As the economy improves—even slightly—employers and employees have begun a slow return to normalcy in how they treat 401(k) retirement benefits. A recent survey by Plansponsor magazine uncovered the following trends in 2010, compared with 2009:
- Fewer hardship withdrawals: Slightly more than 2% of participants took hardship distributions in 2010, down from 2.7% in 2009.
- More employer matches: More than three-quarters of employers are contributing to their employees’ 401(k) funds. That’s slightly higher than in 2009—but not enough to offset the 12.3% of employers that stopped making 401(k) contributions during the recession. About half of the largest plans now contribute 51% or more of whatever employees put in, up from 38% that identified that match level a year ago.

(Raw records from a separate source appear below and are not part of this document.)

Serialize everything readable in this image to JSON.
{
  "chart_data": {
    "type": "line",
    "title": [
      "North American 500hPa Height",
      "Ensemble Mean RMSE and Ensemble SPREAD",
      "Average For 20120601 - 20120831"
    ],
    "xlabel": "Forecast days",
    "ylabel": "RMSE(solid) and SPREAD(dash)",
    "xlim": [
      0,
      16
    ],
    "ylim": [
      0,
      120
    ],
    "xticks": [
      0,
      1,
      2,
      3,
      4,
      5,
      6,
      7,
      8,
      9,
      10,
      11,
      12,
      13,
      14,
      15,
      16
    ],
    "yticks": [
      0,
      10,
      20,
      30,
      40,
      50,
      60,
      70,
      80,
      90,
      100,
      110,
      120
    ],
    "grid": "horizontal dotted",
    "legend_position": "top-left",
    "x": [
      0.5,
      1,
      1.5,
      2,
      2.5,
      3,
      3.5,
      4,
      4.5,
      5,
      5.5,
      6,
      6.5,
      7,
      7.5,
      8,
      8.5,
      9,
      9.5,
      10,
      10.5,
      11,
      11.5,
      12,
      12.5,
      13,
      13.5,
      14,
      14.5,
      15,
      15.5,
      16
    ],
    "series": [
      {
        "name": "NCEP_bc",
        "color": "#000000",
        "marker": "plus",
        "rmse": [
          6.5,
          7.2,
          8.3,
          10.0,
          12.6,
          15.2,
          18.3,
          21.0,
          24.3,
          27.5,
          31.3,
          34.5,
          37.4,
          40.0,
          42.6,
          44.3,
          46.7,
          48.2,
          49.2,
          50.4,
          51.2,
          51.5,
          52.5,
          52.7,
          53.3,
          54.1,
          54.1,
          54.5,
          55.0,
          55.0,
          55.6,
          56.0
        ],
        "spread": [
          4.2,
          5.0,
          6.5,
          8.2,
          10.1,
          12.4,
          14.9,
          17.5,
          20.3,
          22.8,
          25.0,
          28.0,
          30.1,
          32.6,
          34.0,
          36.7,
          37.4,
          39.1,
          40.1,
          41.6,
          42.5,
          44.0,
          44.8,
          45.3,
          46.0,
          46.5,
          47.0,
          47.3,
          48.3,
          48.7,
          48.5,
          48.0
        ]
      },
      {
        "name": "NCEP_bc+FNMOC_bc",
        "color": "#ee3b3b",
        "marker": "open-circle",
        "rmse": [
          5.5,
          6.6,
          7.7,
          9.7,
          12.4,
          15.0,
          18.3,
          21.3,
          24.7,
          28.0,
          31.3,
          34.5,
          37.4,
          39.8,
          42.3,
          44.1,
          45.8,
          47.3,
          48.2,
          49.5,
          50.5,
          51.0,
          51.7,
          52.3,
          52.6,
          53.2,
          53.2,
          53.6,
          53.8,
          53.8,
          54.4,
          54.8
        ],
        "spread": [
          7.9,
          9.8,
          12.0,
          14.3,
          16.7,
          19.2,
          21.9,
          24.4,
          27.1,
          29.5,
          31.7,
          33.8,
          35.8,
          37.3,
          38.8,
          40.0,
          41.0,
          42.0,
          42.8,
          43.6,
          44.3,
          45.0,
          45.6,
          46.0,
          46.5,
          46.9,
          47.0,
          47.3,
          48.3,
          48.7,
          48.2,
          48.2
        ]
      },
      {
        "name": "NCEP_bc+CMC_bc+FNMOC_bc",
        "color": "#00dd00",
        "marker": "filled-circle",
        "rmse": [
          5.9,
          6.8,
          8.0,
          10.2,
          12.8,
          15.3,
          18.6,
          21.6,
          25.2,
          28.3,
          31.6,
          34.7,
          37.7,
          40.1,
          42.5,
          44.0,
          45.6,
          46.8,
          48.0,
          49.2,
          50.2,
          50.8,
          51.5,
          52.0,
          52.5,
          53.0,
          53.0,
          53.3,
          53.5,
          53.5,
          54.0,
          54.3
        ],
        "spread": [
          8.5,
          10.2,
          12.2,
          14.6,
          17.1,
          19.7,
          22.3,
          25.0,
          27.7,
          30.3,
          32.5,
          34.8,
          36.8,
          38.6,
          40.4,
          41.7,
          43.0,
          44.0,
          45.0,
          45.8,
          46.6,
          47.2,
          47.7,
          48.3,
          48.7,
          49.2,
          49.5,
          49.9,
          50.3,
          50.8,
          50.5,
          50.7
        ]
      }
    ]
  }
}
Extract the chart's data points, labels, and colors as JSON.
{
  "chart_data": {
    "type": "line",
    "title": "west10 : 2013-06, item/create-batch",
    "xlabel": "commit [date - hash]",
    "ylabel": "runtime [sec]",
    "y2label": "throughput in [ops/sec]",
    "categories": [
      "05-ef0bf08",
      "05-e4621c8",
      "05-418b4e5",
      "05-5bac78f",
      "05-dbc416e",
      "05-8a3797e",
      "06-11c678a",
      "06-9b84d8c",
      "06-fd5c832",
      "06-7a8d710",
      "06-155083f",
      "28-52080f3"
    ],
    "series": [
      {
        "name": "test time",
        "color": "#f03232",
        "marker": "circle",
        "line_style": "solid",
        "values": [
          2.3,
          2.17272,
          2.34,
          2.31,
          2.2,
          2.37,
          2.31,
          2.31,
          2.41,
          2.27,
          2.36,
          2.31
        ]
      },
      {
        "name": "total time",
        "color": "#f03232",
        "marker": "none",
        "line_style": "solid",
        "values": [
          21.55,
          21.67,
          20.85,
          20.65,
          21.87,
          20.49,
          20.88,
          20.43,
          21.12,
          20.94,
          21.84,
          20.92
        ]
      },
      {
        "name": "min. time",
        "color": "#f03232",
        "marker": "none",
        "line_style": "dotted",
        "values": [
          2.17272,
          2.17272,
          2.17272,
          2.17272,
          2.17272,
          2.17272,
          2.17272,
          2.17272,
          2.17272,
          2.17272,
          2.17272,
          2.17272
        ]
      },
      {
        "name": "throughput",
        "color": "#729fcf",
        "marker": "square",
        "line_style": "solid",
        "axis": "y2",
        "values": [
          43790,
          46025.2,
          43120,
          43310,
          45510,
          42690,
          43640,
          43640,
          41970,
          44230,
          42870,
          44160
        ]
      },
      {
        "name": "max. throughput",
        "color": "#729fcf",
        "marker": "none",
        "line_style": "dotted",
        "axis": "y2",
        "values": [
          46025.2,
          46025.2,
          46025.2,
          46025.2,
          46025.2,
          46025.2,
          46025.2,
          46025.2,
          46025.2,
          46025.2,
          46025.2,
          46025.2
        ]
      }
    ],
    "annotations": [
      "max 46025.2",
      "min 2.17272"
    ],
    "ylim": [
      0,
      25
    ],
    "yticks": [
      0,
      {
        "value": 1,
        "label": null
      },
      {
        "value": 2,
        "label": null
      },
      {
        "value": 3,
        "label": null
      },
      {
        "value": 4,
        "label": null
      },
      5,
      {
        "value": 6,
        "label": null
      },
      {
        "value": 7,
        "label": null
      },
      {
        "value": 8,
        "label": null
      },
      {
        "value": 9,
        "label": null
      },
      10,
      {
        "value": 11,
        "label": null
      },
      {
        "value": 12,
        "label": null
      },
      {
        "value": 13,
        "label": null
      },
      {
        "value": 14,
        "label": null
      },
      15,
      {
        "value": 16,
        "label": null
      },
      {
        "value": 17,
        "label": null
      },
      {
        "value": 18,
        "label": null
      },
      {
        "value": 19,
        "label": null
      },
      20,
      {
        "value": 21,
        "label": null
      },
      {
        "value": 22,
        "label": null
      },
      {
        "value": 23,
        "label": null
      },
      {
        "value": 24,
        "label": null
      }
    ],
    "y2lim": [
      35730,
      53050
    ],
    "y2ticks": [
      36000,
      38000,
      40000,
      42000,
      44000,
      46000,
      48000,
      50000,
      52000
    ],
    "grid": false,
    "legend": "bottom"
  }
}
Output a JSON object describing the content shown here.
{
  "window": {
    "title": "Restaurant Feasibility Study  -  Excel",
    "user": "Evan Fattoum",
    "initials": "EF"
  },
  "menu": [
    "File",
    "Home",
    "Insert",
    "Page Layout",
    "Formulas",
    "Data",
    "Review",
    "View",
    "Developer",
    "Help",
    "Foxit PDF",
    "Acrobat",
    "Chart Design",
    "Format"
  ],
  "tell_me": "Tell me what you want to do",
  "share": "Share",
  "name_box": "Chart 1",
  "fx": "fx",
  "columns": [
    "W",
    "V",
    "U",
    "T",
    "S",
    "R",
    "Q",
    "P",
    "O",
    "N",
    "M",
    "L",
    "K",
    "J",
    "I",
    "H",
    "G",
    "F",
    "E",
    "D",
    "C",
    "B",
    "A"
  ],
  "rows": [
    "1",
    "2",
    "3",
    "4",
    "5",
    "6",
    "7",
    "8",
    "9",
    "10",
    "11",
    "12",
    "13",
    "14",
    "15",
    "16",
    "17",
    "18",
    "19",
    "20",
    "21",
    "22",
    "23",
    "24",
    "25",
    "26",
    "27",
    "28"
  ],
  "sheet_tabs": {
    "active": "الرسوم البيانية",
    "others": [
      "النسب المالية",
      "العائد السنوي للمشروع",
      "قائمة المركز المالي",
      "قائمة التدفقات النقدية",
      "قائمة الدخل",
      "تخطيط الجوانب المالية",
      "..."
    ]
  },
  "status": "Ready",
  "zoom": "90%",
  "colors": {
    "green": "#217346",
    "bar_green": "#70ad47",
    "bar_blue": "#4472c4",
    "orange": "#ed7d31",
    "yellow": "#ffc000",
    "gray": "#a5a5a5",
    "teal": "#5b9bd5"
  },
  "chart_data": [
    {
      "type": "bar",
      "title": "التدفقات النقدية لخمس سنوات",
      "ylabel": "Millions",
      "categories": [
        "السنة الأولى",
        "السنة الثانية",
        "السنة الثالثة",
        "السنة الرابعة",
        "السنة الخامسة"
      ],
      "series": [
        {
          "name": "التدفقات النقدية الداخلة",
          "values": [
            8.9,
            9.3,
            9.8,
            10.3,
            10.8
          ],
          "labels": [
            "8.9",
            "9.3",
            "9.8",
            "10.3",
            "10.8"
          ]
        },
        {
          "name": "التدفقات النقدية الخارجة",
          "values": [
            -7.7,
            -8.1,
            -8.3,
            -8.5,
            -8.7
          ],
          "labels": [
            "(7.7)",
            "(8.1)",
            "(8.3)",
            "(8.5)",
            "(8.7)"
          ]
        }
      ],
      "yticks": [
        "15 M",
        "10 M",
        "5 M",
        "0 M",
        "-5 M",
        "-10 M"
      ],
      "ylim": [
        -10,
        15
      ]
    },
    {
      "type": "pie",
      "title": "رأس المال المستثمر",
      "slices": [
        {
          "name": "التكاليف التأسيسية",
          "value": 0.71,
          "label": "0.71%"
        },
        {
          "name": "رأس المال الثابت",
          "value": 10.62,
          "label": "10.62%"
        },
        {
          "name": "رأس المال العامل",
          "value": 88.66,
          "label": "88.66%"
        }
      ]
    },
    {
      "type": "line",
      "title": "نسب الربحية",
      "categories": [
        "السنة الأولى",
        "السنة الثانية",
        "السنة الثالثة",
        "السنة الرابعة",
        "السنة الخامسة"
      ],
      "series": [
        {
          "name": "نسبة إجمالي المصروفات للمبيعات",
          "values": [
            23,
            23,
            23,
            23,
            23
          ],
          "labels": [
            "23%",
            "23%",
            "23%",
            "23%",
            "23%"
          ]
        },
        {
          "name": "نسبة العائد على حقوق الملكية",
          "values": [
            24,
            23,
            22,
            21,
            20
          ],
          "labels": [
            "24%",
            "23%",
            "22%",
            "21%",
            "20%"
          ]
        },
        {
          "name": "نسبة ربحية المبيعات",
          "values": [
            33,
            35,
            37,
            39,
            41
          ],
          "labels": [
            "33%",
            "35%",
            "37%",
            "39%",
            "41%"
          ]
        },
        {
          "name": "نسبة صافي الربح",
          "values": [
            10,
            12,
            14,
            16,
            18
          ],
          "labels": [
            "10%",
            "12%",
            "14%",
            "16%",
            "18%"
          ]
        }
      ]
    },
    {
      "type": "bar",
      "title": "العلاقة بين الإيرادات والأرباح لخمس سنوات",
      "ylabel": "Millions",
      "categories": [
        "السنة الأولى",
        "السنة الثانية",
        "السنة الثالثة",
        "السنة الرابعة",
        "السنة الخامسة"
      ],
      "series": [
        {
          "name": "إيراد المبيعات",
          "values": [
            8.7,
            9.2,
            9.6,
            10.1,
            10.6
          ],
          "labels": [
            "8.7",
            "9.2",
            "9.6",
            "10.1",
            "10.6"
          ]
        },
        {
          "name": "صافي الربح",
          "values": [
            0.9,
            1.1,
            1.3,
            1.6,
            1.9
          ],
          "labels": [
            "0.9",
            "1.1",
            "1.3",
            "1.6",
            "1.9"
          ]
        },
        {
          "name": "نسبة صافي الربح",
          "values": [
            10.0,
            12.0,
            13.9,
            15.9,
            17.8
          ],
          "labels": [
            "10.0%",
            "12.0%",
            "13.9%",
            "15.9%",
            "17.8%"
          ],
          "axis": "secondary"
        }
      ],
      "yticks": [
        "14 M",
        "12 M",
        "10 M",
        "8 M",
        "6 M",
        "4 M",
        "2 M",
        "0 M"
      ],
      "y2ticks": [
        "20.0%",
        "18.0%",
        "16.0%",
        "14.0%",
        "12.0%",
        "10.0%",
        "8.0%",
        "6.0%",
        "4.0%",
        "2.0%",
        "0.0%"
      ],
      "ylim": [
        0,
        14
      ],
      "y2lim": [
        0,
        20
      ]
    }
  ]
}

- Higher employee contributions: 24.9% of plan sponsors say all or nearly all of their participants now contribute enough to take full advantage of employer matches. That’s less likely in small companies.
- But lower participation rates: Employee participation in 401(k) plans was down slightly—71.5% in 2010, compared with 72.3% a year earlier.
- And fewer automatic enrollments: Fewer employers adopted automatic enrollment programs in 2010. However, there was a discernible uptick in adoption at the largest sponsors (62.7% in 2010 versus 52.3% a year ago).
Nearly two-thirds of 401(k) plans give participants the option of consulting with a financial advisor to help them make investment decisions.